Este mapa-mundo, que abrange cerca de ¾ da superfície do nosso planeta, mostra-nos a extensão daquela que é uma das mais desconhecidas expansões da Humanidade: a dos povos austronésios. Tratou-se, como aconteceu com os povos indo-europeus que vieram a povoar a Europa, o Próximo Oriente e o Subcontinente Indiano, de processos desencadeados pelo crescimento demográfico das populações, mas um crescimento muito lento, que se processou paulatinamente e se arrastou por milénios. Fazendo parte da pré-História, tudo o que neste momento se pensa saber sobre esses processos resulta dos trabalhos da arqueologia, das investigações da linguística e, mais recentemente, das da genética.
Uma das maiores surpresas da expansão austronésia é a localização do seu berço.
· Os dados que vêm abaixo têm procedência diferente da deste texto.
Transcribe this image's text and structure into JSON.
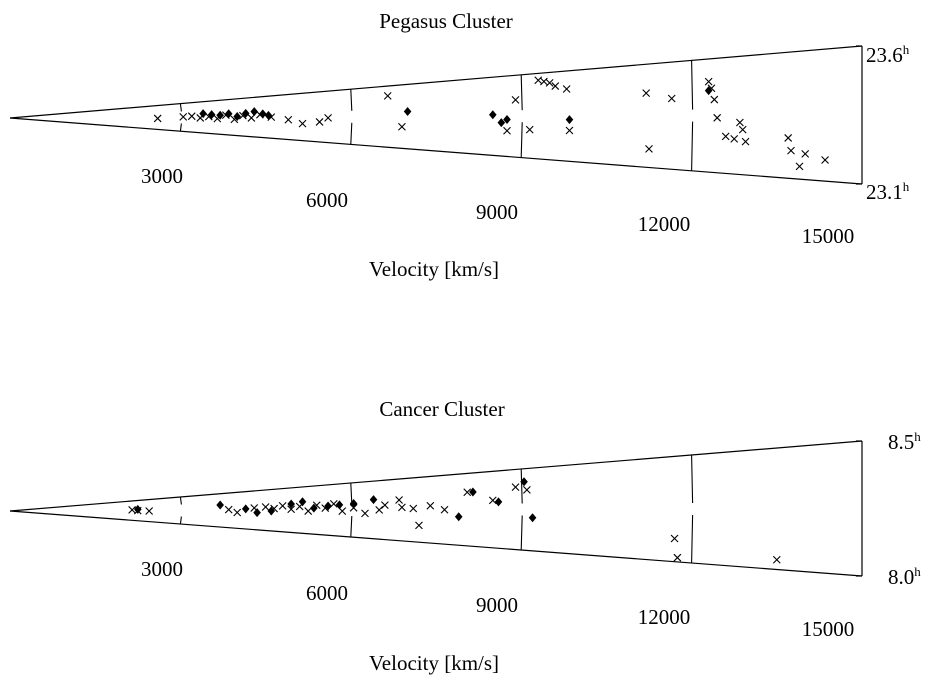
{
  "chart_data": [
    {
      "type": "scatter",
      "title": "Pegasus Cluster",
      "xlabel": "Velocity [km/s]",
      "ra_labels": [
        {
          "value": "23.6",
          "sup": "h"
        },
        {
          "value": "23.1",
          "sup": "h"
        }
      ],
      "ra_range": [
        23.1,
        23.6
      ],
      "velocity_range": [
        0,
        15000
      ],
      "velocity_ticks": [
        3000,
        6000,
        9000,
        12000,
        15000
      ],
      "projection": "wedge (cone diagram)",
      "series": [
        {
          "marker": "cross",
          "points": [
            {
              "v": 2600,
              "ra": 23.33
            },
            {
              "v": 3050,
              "ra": 23.36
            },
            {
              "v": 3200,
              "ra": 23.37
            },
            {
              "v": 3350,
              "ra": 23.34
            },
            {
              "v": 3500,
              "ra": 23.36
            },
            {
              "v": 3650,
              "ra": 23.33
            },
            {
              "v": 3800,
              "ra": 23.38
            },
            {
              "v": 3950,
              "ra": 23.32
            },
            {
              "v": 4100,
              "ra": 23.37
            },
            {
              "v": 4250,
              "ra": 23.34
            },
            {
              "v": 4400,
              "ra": 23.38
            },
            {
              "v": 4600,
              "ra": 23.35
            },
            {
              "v": 4900,
              "ra": 23.32
            },
            {
              "v": 5150,
              "ra": 23.28
            },
            {
              "v": 5450,
              "ra": 23.3
            },
            {
              "v": 5600,
              "ra": 23.34
            },
            {
              "v": 6650,
              "ra": 23.52
            },
            {
              "v": 6900,
              "ra": 23.27
            },
            {
              "v": 8750,
              "ra": 23.26
            },
            {
              "v": 8900,
              "ra": 23.45
            },
            {
              "v": 9150,
              "ra": 23.27
            },
            {
              "v": 9300,
              "ra": 23.56
            },
            {
              "v": 9400,
              "ra": 23.55
            },
            {
              "v": 9500,
              "ra": 23.54
            },
            {
              "v": 9600,
              "ra": 23.52
            },
            {
              "v": 9800,
              "ra": 23.5
            },
            {
              "v": 9850,
              "ra": 23.27
            },
            {
              "v": 11200,
              "ra": 23.46
            },
            {
              "v": 11250,
              "ra": 23.19
            },
            {
              "v": 11650,
              "ra": 23.43
            },
            {
              "v": 12300,
              "ra": 23.5
            },
            {
              "v": 12350,
              "ra": 23.47
            },
            {
              "v": 12400,
              "ra": 23.42
            },
            {
              "v": 12450,
              "ra": 23.34
            },
            {
              "v": 12600,
              "ra": 23.26
            },
            {
              "v": 12750,
              "ra": 23.25
            },
            {
              "v": 12850,
              "ra": 23.32
            },
            {
              "v": 12900,
              "ra": 23.29
            },
            {
              "v": 12950,
              "ra": 23.24
            },
            {
              "v": 13700,
              "ra": 23.26
            },
            {
              "v": 13750,
              "ra": 23.21
            },
            {
              "v": 13900,
              "ra": 23.15
            },
            {
              "v": 14000,
              "ra": 23.2
            },
            {
              "v": 14350,
              "ra": 23.18
            }
          ]
        },
        {
          "marker": "diamond",
          "points": [
            {
              "v": 3400,
              "ra": 23.41
            },
            {
              "v": 3550,
              "ra": 23.39
            },
            {
              "v": 3700,
              "ra": 23.38
            },
            {
              "v": 3850,
              "ra": 23.4
            },
            {
              "v": 4000,
              "ra": 23.36
            },
            {
              "v": 4150,
              "ra": 23.4
            },
            {
              "v": 4300,
              "ra": 23.42
            },
            {
              "v": 4450,
              "ra": 23.39
            },
            {
              "v": 4550,
              "ra": 23.37
            },
            {
              "v": 7000,
              "ra": 23.39
            },
            {
              "v": 8500,
              "ra": 23.36
            },
            {
              "v": 8650,
              "ra": 23.31
            },
            {
              "v": 8750,
              "ra": 23.33
            },
            {
              "v": 9850,
              "ra": 23.33
            },
            {
              "v": 12300,
              "ra": 23.46
            }
          ]
        }
      ]
    },
    {
      "type": "scatter",
      "title": "Cancer Cluster",
      "xlabel": "Velocity [km/s]",
      "ra_labels": [
        {
          "value": "8.5",
          "sup": "h"
        },
        {
          "value": "8.0",
          "sup": "h"
        }
      ],
      "ra_range": [
        8.0,
        8.5
      ],
      "velocity_range": [
        0,
        15000
      ],
      "velocity_ticks": [
        3000,
        6000,
        9000,
        12000,
        15000
      ],
      "projection": "wedge (cone diagram)",
      "series": [
        {
          "marker": "cross",
          "points": [
            {
              "v": 2150,
              "ra": 8.27
            },
            {
              "v": 2250,
              "ra": 8.25
            },
            {
              "v": 2450,
              "ra": 8.24
            },
            {
              "v": 3850,
              "ra": 8.26
            },
            {
              "v": 4000,
              "ra": 8.22
            },
            {
              "v": 4300,
              "ra": 8.28
            },
            {
              "v": 4500,
              "ra": 8.29
            },
            {
              "v": 4650,
              "ra": 8.27
            },
            {
              "v": 4800,
              "ra": 8.3
            },
            {
              "v": 4950,
              "ra": 8.26
            },
            {
              "v": 5100,
              "ra": 8.29
            },
            {
              "v": 5250,
              "ra": 8.24
            },
            {
              "v": 5400,
              "ra": 8.3
            },
            {
              "v": 5550,
              "ra": 8.27
            },
            {
              "v": 5700,
              "ra": 8.31
            },
            {
              "v": 5850,
              "ra": 8.24
            },
            {
              "v": 6050,
              "ra": 8.27
            },
            {
              "v": 6250,
              "ra": 8.22
            },
            {
              "v": 6500,
              "ra": 8.25
            },
            {
              "v": 6600,
              "ra": 8.29
            },
            {
              "v": 6850,
              "ra": 8.33
            },
            {
              "v": 6900,
              "ra": 8.27
            },
            {
              "v": 7100,
              "ra": 8.26
            },
            {
              "v": 7200,
              "ra": 8.13
            },
            {
              "v": 7400,
              "ra": 8.28
            },
            {
              "v": 7650,
              "ra": 8.25
            },
            {
              "v": 8050,
              "ra": 8.37
            },
            {
              "v": 8500,
              "ra": 8.31
            },
            {
              "v": 8900,
              "ra": 8.39
            },
            {
              "v": 9100,
              "ra": 8.37
            },
            {
              "v": 11700,
              "ra": 8.11
            },
            {
              "v": 11750,
              "ra": 8.02
            },
            {
              "v": 13500,
              "ra": 8.04
            }
          ]
        },
        {
          "marker": "diamond",
          "points": [
            {
              "v": 2250,
              "ra": 8.28
            },
            {
              "v": 3700,
              "ra": 8.33
            },
            {
              "v": 4150,
              "ra": 8.27
            },
            {
              "v": 4350,
              "ra": 8.22
            },
            {
              "v": 4600,
              "ra": 8.24
            },
            {
              "v": 4950,
              "ra": 8.32
            },
            {
              "v": 5150,
              "ra": 8.34
            },
            {
              "v": 5350,
              "ra": 8.27
            },
            {
              "v": 5600,
              "ra": 8.29
            },
            {
              "v": 5800,
              "ra": 8.3
            },
            {
              "v": 6050,
              "ra": 8.31
            },
            {
              "v": 6400,
              "ra": 8.34
            },
            {
              "v": 7900,
              "ra": 8.2
            },
            {
              "v": 8150,
              "ra": 8.37
            },
            {
              "v": 8600,
              "ra": 8.3
            },
            {
              "v": 9050,
              "ra": 8.42
            },
            {
              "v": 9200,
              "ra": 8.2
            }
          ]
        }
      ]
    }
  ]
}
Embora haja outras teorias – há-as sempre nestas circunstâncias – a predominante coloca a origem dos povos austronésios nas costas orientais da Formosa. Não há como iludir a ironia: a ilha é hoje maioritariamente povoada por chineses (98%) e constitui, como República da China e como expressão da recusa da aceitação da supremacia comunista no continente (a República Popular da China), uma das últimas expressões da Guerra-Fria. Mas é a sua praticamente ignorada população aborígene (2%) que é a depositária de uma saga que, iniciada há cerca de 5.000 anos, hoje abrange cerca de 400 milhões de pessoas.
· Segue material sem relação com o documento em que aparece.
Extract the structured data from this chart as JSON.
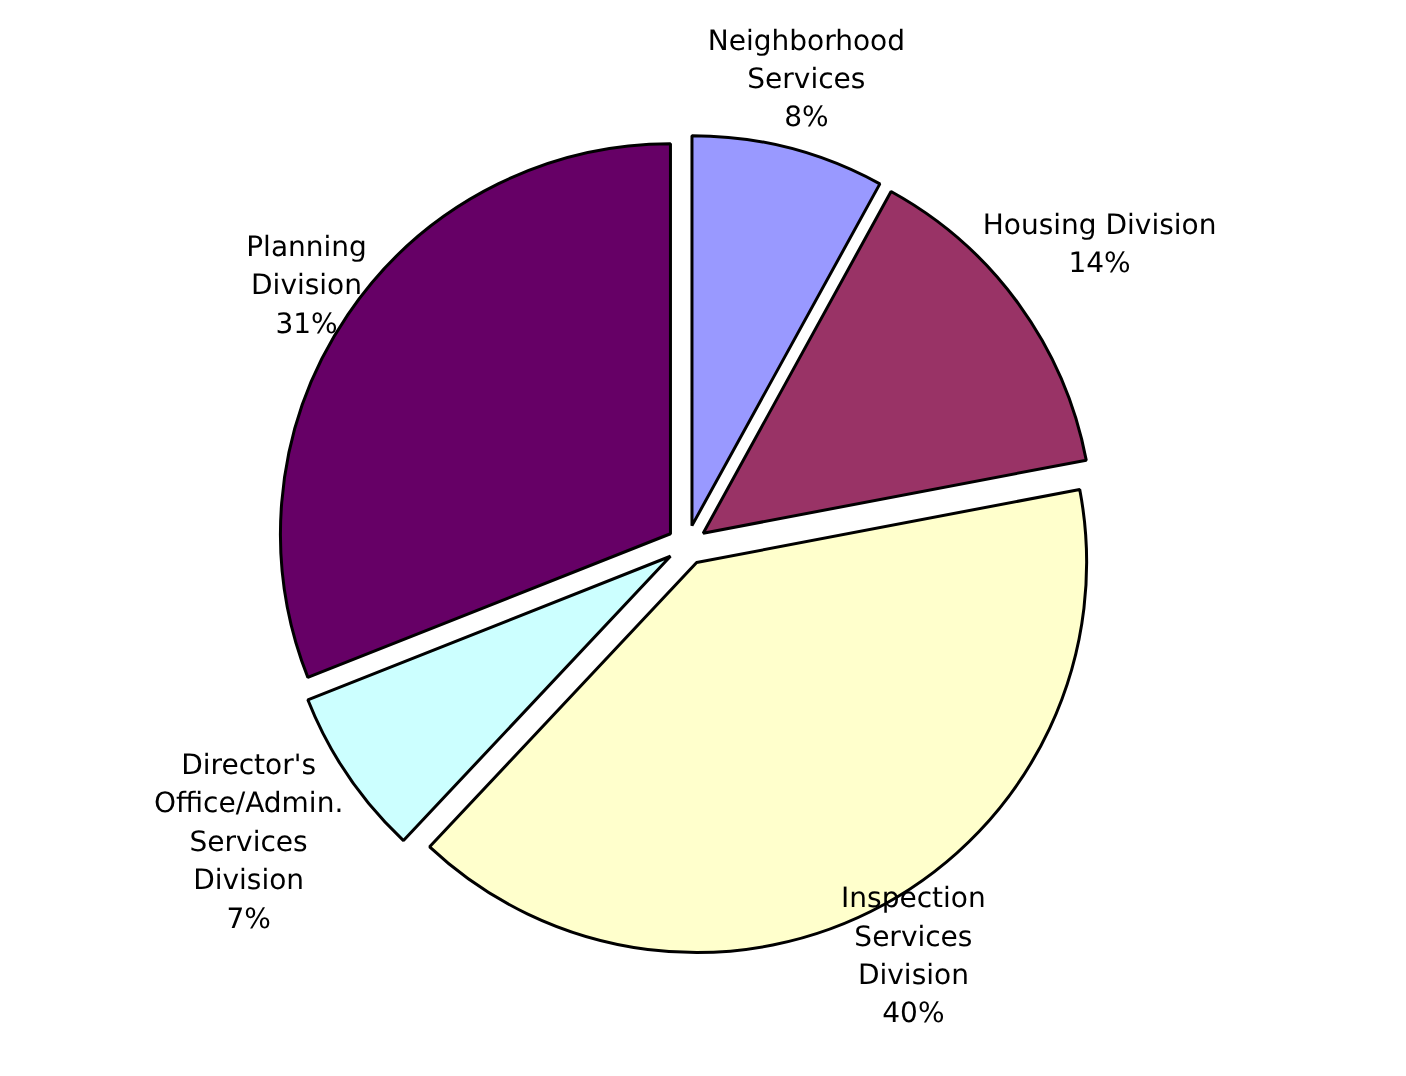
{
  "chart_data": {
    "type": "pie",
    "categories": [
      "Neighborhood Services",
      "Housing Division",
      "Inspection Services Division",
      "Director's Office/Admin. Services Division",
      "Planning Division"
    ],
    "values": [
      8,
      14,
      40,
      7,
      31
    ],
    "value_labels": [
      "8%",
      "14%",
      "40%",
      "7%",
      "31%"
    ],
    "colors": [
      "#9999ff",
      "#993366",
      "#ffffcc",
      "#ccffff",
      "#660066"
    ]
  }
}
Em contraste com a dos indo-europeus do mapa acima, a expansão dos povos austronésios foi predominantemente marítima e veio a prolongar-se até períodos que já eram históricos noutras partes do Mundo: a sua chegada a Madagáscar já será contemporânea com o Império Romano e a chegada à Nova Zelândia coincidirá com a nossa época das Cruzadas. A expansão fez-se inicialmente para os arquipélagos das Filipinas e da Indonésia que já se encontraram povoadas por imigrantes anteriores, povos de tez mais escura, que seriam aparentados com os actuais aborígenes da Austrália e os papuas da Nova Guiné. Só depois a expansão prosseguiu com a colonização de ilhas até então despovoadas.
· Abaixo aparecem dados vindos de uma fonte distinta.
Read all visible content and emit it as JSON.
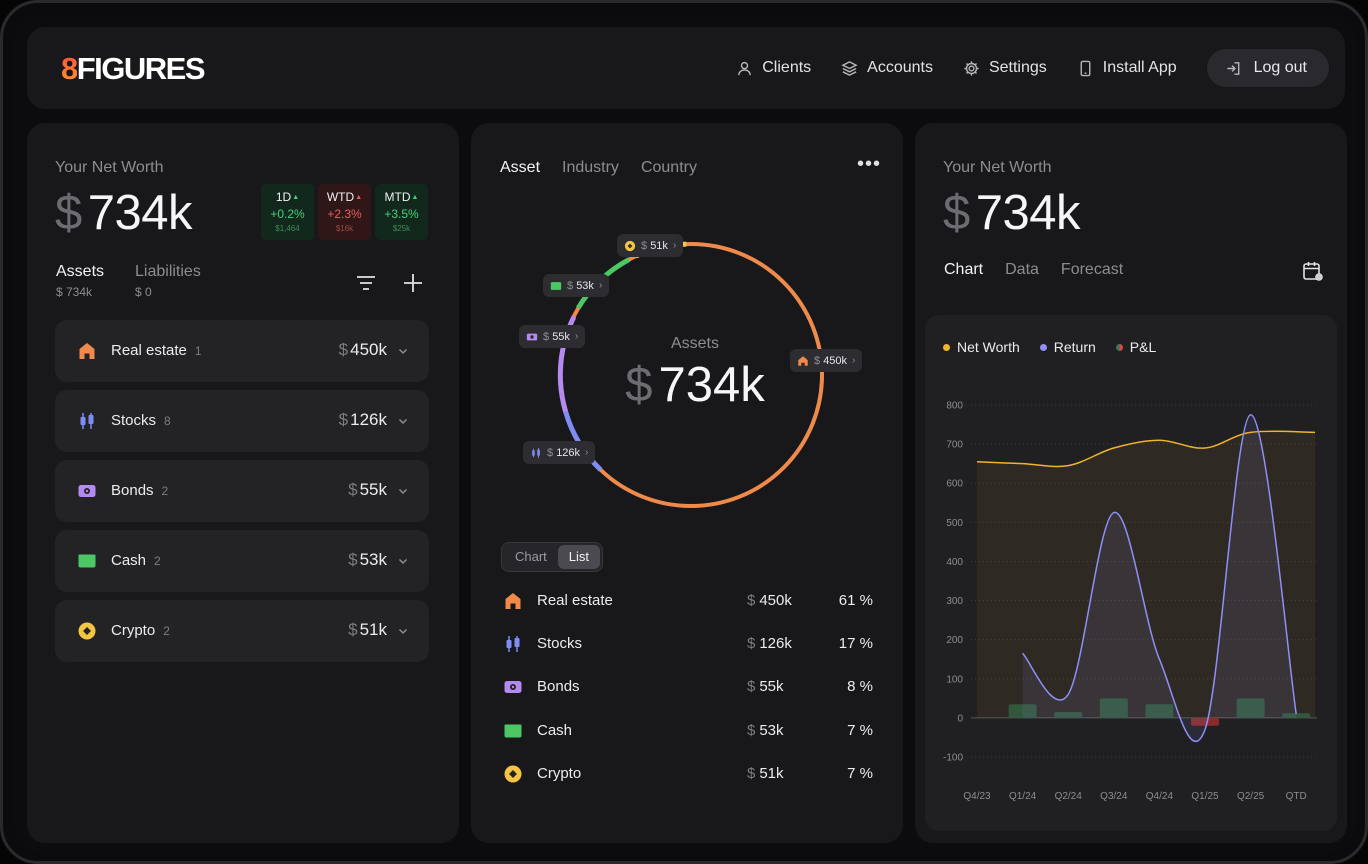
{
  "app": {
    "logo_digit": "8",
    "logo_text": "FIGURES"
  },
  "nav": {
    "clients": "Clients",
    "accounts": "Accounts",
    "settings": "Settings",
    "install": "Install App",
    "logout": "Log out"
  },
  "left": {
    "label": "Your Net Worth",
    "currency": "$",
    "value": "734k",
    "chips": [
      {
        "label": "1D",
        "pct": "+0.2%",
        "sub": "$1,464",
        "trend": "up"
      },
      {
        "label": "WTD",
        "pct": "+2.3%",
        "sub": "$16k",
        "trend": "down"
      },
      {
        "label": "MTD",
        "pct": "+3.5%",
        "sub": "$25k",
        "trend": "up"
      }
    ],
    "tabs": [
      {
        "label": "Assets",
        "sub": "$ 734k"
      },
      {
        "label": "Liabilities",
        "sub": "$ 0"
      }
    ],
    "assets": [
      {
        "name": "Real estate",
        "count": "1",
        "currency": "$",
        "amount": "450k",
        "icon": "house-icon",
        "color": "#f08a4b"
      },
      {
        "name": "Stocks",
        "count": "8",
        "currency": "$",
        "amount": "126k",
        "icon": "candlestick-icon",
        "color": "#7f8cf5"
      },
      {
        "name": "Bonds",
        "count": "2",
        "currency": "$",
        "amount": "55k",
        "icon": "bond-icon",
        "color": "#b489f0"
      },
      {
        "name": "Cash",
        "count": "2",
        "currency": "$",
        "amount": "53k",
        "icon": "wallet-icon",
        "color": "#4cc764"
      },
      {
        "name": "Crypto",
        "count": "2",
        "currency": "$",
        "amount": "51k",
        "icon": "coin-icon",
        "color": "#f4c542"
      }
    ]
  },
  "middle": {
    "tabs": [
      "Asset",
      "Industry",
      "Country"
    ],
    "menu": "•••",
    "center_label": "Assets",
    "currency": "$",
    "center_value": "734k",
    "donut_tags": [
      {
        "amount": "51k"
      },
      {
        "amount": "53k"
      },
      {
        "amount": "55k"
      },
      {
        "amount": "450k"
      },
      {
        "amount": "126k"
      }
    ],
    "view_toggle": {
      "chart": "Chart",
      "list": "List"
    },
    "list": [
      {
        "name": "Real estate",
        "amount": "450k",
        "pct": "61 %"
      },
      {
        "name": "Stocks",
        "amount": "126k",
        "pct": "17 %"
      },
      {
        "name": "Bonds",
        "amount": "55k",
        "pct": "8 %"
      },
      {
        "name": "Cash",
        "amount": "53k",
        "pct": "7 %"
      },
      {
        "name": "Crypto",
        "amount": "51k",
        "pct": "7 %"
      }
    ]
  },
  "right": {
    "label": "Your Net Worth",
    "currency": "$",
    "value": "734k",
    "tabs": [
      "Chart",
      "Data",
      "Forecast"
    ],
    "legend": [
      "Net Worth",
      "Return",
      "P&L"
    ]
  },
  "chart_data": {
    "type": "line",
    "categories": [
      "Q4/23",
      "Q1/24",
      "Q2/24",
      "Q3/24",
      "Q4/24",
      "Q1/25",
      "Q2/25",
      "QTD"
    ],
    "ylim": [
      -100,
      800
    ],
    "yticks": [
      800,
      700,
      600,
      500,
      400,
      300,
      200,
      100,
      0,
      -100
    ],
    "series": [
      {
        "name": "Net Worth",
        "color": "#f0b429",
        "values": [
          655,
          650,
          645,
          690,
          710,
          690,
          730,
          730
        ]
      },
      {
        "name": "Return",
        "color": "#8f8ff5",
        "values": [
          null,
          165,
          60,
          525,
          150,
          -30,
          775,
          10
        ]
      },
      {
        "name": "P&L",
        "color": "#2f7a58",
        "values": [
          null,
          35,
          15,
          50,
          35,
          -20,
          50,
          12
        ]
      }
    ]
  },
  "colors": {
    "real_estate": "#f08a4b",
    "stocks": "#7f8cf5",
    "bonds": "#b489f0",
    "cash": "#4cc764",
    "crypto": "#f4c542"
  }
}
Só os especialistas é que conseguem dar uma aparência de lógica de parentesco (veja-se o quadro acima, clicar para o ampliar) a um conjunto de quase um milhar de línguas actualmente faladas, exercício esse que comprovará uma raiz comum a elas todas. Ali aparecem idiomas falados na Indonésia, na Malásia, nas Filipinas, o tétum, que é o idioma coloquial de Timor-Leste, e ainda o maori neozelandês, idiomas falados em Madagáscar e outros falados quase do outro lado do Mundo, nos vários arquipélagos do Pacífico, tão longe quanto o estado norte-americano do Hawaii. O único lapso desta gesta é que não existe nenhuma potência – a Indonésia prefere o Islão... – que pretenda explorar os efeitos propagandísticos deste feito (pré)-histórico.
Já em jeito de aditamento e aproveitando para republicar o mapa inicial, valerá a pena chamar a atenção para algumas peculiaridades dos contornos geográficos da expansão. Uma delas é o facto dos austronésios nunca se terem conseguido implantar na Nova Guiné, um fracasso que Jared Diamond terá explicado satisfatoriamente num capítulo (17) de um livro que recomendo a leitura a interessados: Armas, Germes e Aço. Outra peculiaridade, essa por explicar satisfatoriamente, são as condições em que os austronésios terão conseguido colonizar Madagáscar vindos de Bornéu, percorrendo uma distância marítima superior de 7.000 km sem, como se pode acima verificar, quaisquer possibilidades de escalas para reabastecimentos.